Bild: Hat 200 Jahre hier gestanden und soll jetzt weg: Stieleiche
Rendsburg taz | Als die Öster-Eiche [1][im Zentrum von Heide im
schleswig-holsteinischen Dithmarschen] die ersten Triebe aus dem Boden
streckte, lebte Napoleon noch, kämpfte Griechenland um seine
Unabhängigkeit, wurden die ägyptischen Hieroglyphen entschlüsselt. Rund 200
Jahre ist der Baum heute alt. Nun soll die Eiche einem Hotelbau weichen.
Eine Bürgerinitiative sammelte in letzter Minute mehr als 2.000
Unterschriften gegen die drohende Fällung.
Aktuell prüfe die Kommunalaufsicht die Unterschriften, berichtet Heides
Rathaussprecher Christoph Hecht. Nach ersten Zählungen reicht es für einen
Bürgerentscheid. Dieser würde den geplanten Hotelbau verzögern, vielleicht
sogar unmöglich machen, falls der Investor abspringt. „Das Thema kocht hier
grade richtig hoch“, sagt Hecht.
Dabei schien aus Sicht der Verwaltung alles geklärt.

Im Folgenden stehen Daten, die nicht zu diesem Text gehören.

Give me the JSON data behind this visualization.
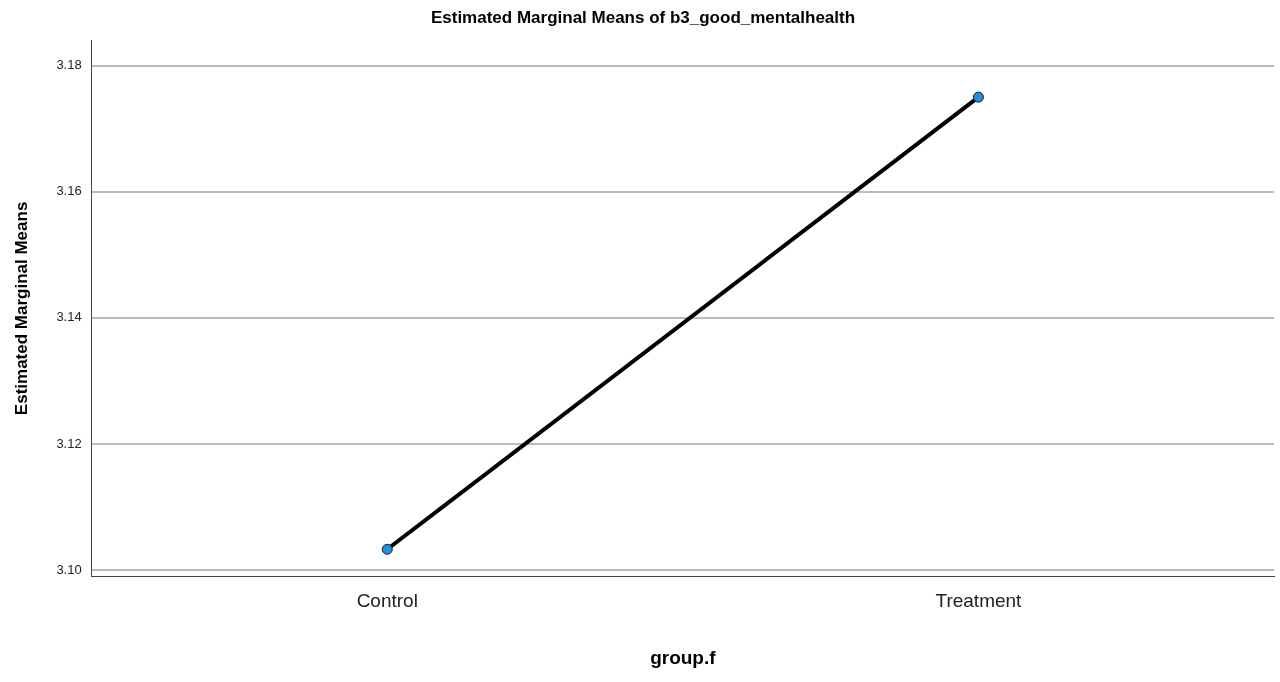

Bereits 2019 hatte der
Bauausschuss der 22.000-Einwohner*innen-Stadt empfohlen, den ZOB an den
Bahnhof zu verlegen, damit Reisende, die von der Bahn in einen Überlandbus
umsteigen wollten, nicht mehr durch die halbe Stadt laufen müssen. Der alte
ZOB steht inzwischen leer. Ein „städtebaulicher Missstand“, sagt Hecht.
Da kam aus Sicht der Stadt der Hamburger Investor gerade recht, der ein
Hotel mit rund 80 Zimmern und ein Apartmenthaus mit 25 Mini-Wohnungen für
längere Aufenthalte bauen will. Das Grundstück ist aus planerischer Sicht
ein Filetstück, da es einerseits an der Durchgangsstraße, andererseits noch
in Laufnähe zum Bahnhof und noch näher am Marktplatz liegt. Der ist mit
rund 4,7 Hektar der größte unbebaute Markt Deutschlands und Heides
Wahrzeichen.
## Anfangs keine Bedenken
Der Stadtrat stimmte [2][den Plänen] zu, auch aus Sicht der Bürger*innen
gab es anfangs keine Bedenken: Bei einer Versammlung im vergangenen Herbst
– das Protokoll ist auf der Homepage der Stadt zu finden – drehten sich die
meisten Sorgen darum, dass Hotelgäste den Einheimischen die Parkplätze
wegschnappen könnten. Heides Bürgermeister, Oliver Schmidt-Gutzat (SPD),
warb für den Bau: Die Stadt entscheide sich mit dem Hotel für die
Weiterentwicklung. „Heide muss sich anpassen“, so Schmidt-Gutzat.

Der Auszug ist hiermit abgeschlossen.